The look of concentration required to win.
“Technical difficulties with the official computerized timing system”. That’s the word from the Crankworx camp on what caused the troubles of today’s Dual Slalom competition, but other rumours ranged from “lack of light” (dubious) to cock-ups with the rider seedings. Whatever the reason, the end result was the same – a total collapse of the contest, and a re-scheduling of the finals for Saturday morning.
It all started well, though. Practice was fairly uneventful, save for a crumbling course that hadn’t fully recovered from the deluge earlier in the week. Hard work from the course builders soon fixed that, though, and the race was on for the evening. I returned at 6pm to a scene of confusion – no one really had much of an idea what was going on, or who was meant to be doing what, but proceedings went underway regardless. The first round of heats were noticeably slow between runs, and the waiting only got longer as the race progressed. Shortly after all the first runs were done, everything ground to a halt, and we were left wondering what was going on.
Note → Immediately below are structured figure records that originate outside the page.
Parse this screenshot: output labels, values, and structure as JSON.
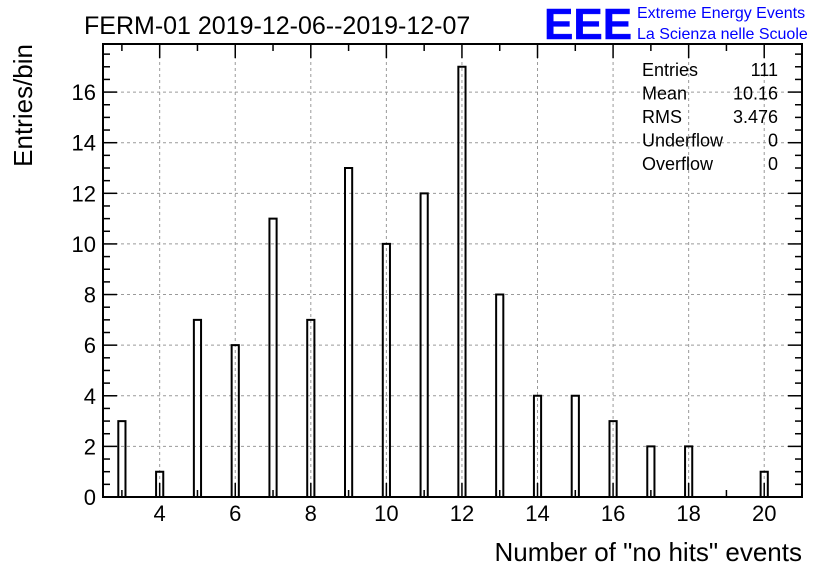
{
  "chart_data": {
    "type": "bar",
    "title": "FERM-01 2019-12-06--2019-12-07",
    "xlabel": "Number of \"no hits\" events",
    "ylabel": "Entries/bin",
    "xlim": [
      2.5,
      21
    ],
    "ylim": [
      0,
      17.9
    ],
    "grid": true,
    "x_ticks": [
      4,
      6,
      8,
      10,
      12,
      14,
      16,
      18,
      20
    ],
    "y_ticks": [
      0,
      2,
      4,
      6,
      8,
      10,
      12,
      14,
      16
    ],
    "x_tick_labels": [
      "4",
      "6",
      "8",
      "10",
      "12",
      "14",
      "16",
      "18",
      "20"
    ],
    "y_tick_labels": [
      "0",
      "2",
      "4",
      "6",
      "8",
      "10",
      "12",
      "14",
      "16"
    ],
    "bin_width": 0.19,
    "bins": [
      {
        "x": 3,
        "y": 3
      },
      {
        "x": 4,
        "y": 1
      },
      {
        "x": 5,
        "y": 7
      },
      {
        "x": 6,
        "y": 6
      },
      {
        "x": 7,
        "y": 11
      },
      {
        "x": 8,
        "y": 7
      },
      {
        "x": 9,
        "y": 13
      },
      {
        "x": 10,
        "y": 10
      },
      {
        "x": 11,
        "y": 12
      },
      {
        "x": 12,
        "y": 17
      },
      {
        "x": 13,
        "y": 8
      },
      {
        "x": 14,
        "y": 4
      },
      {
        "x": 15,
        "y": 4
      },
      {
        "x": 16,
        "y": 3
      },
      {
        "x": 17,
        "y": 2
      },
      {
        "x": 18,
        "y": 2
      },
      {
        "x": 20,
        "y": 1
      }
    ],
    "stats": [
      {
        "label": "Entries",
        "value": "111"
      },
      {
        "label": "Mean",
        "value": "10.16"
      },
      {
        "label": "RMS",
        "value": "3.476"
      },
      {
        "label": "Underflow",
        "value": "0"
      },
      {
        "label": "Overflow",
        "value": "0"
      }
    ]
  },
  "logo": {
    "mark": "EEE",
    "line1": "Extreme Energy Events",
    "line2": "La Scienza nelle Scuole",
    "color": "#0000ff"
  }
}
Rumours circulated around the crowd, theories hypothesised and whispers mutated.
About an hour passed, we watched the sun dip below the mountains and all of a sudden there was movement, as all of the riders donned helmets and flooded down the trail. Ah, that’ll be the race cancelled then. The finals are on tomorrow instead, hopefully the gremlins will be ironed out by then.
Lopes pips Rennie in their practice run.
Lots of these around, it was radio-triggered flash a go-go. I bucked the trend and shot available light. Eat that, conformity!
Whoops. That’s a bit wrong.
With the race officially cancelled, the riders stampeded.